Baal

The new Baal looks like an evil Angus Stone, prostrates over his guitar and systematically, callously pushes against everything that wanders into his path.
Rima Sabina Aouf
Published on May 16, 2011

Overview

Is there such a thing as genius? Or is it just ordinariness that little bit out of sync with its time? In the throes of idolatry, will we rush to elevate even the malformed drafts of a sometimes poet? Do creative acts redeem destructive lives? When an outsider is constantly surrounded by people, is he still alone and untouched? He. How often do we let it be a she?

These are among the questions posed by Baal, the canonically outlying first play of a 20-year-old Bertolt Brecht, as well as a current of literature on the poetic outsider (often nicer, fluffier, more romantic) to which the play responds. The great thing about seeing Baal on the stage now is being reminded that something we may think of as a phenomenon of the now — the egotistic, hedonistic or self-destructive pursuit of transcendental expression, and the hangers-on that surround it — is not new at all.

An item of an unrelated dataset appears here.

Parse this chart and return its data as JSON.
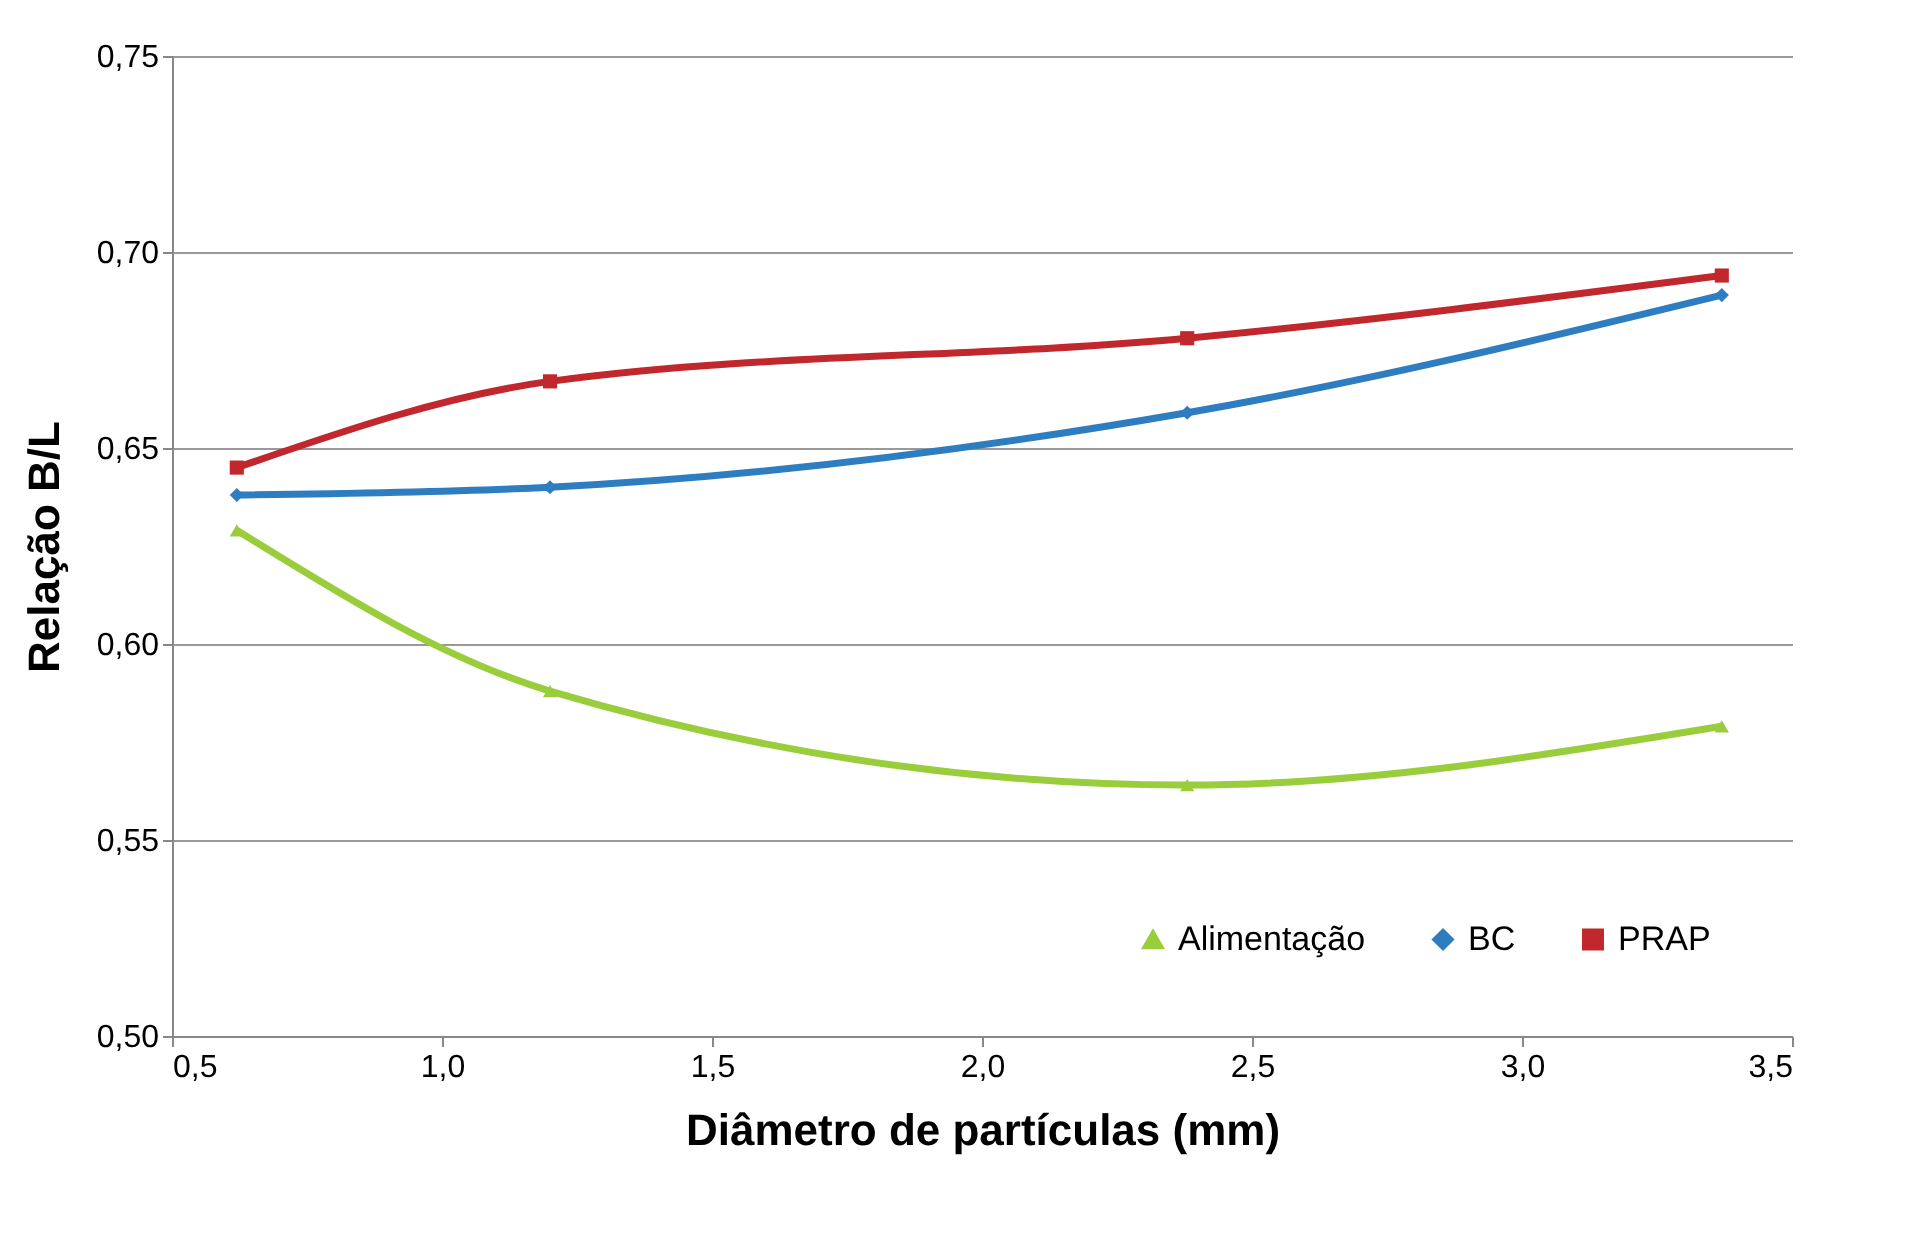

While we're bandying about the 'genius' tag, we may as well let it rest on director Simon Stone's decision to adapt this 93-year-old play to a modern world of rock 'n' roll. It's a perfect graft. The new Baal (Thomas M. Wright) looks like an evil Angus Stone, prostrates over his guitar to pick out a feedback-drowned dirge and systematically, callously pushes against everything that wanders into his path. He's beset by fawning PR women, groupies and bandmates, and he fucks or fights them all. With the few select symbols of stubbies and skinny jeans, amps and rain, Baal is resonant and hyper-real, which is, after all, still a kind of real.

You may catch glints of people you've known in its labyrinth, it may be confronting or affecting, but Baal won't exactly be enjoyable. The production is purposely distancing, heightening Baal's isolated and nightmarish world and matching Brecht's eventual devotion to engaging rational rather than emotional responses. So there's a wide moat between the performance space and audience, characters communicate obtusely and over some distances when they're not tangled up in each other's bare limbs, and it all plays out in a series of distorted fragments. Be prepared.

The flipside of this formal exercise is some stunning, visceral and epic moments of theatre. Intense lighting, several varieties of stage rain (each green, we're told), all kinds of nudity and a swift collapse are used, to breathtaking effect. Stone, who adapted this with Tom Wright, has real vision, skill and bravado, which is why he's gone from the Hayloft Project to Belvoir resident director (where he did the impressive Wild Duck) and generally in-demand in four short years. You may not like all his decisions, but it's something of a joy to witness them.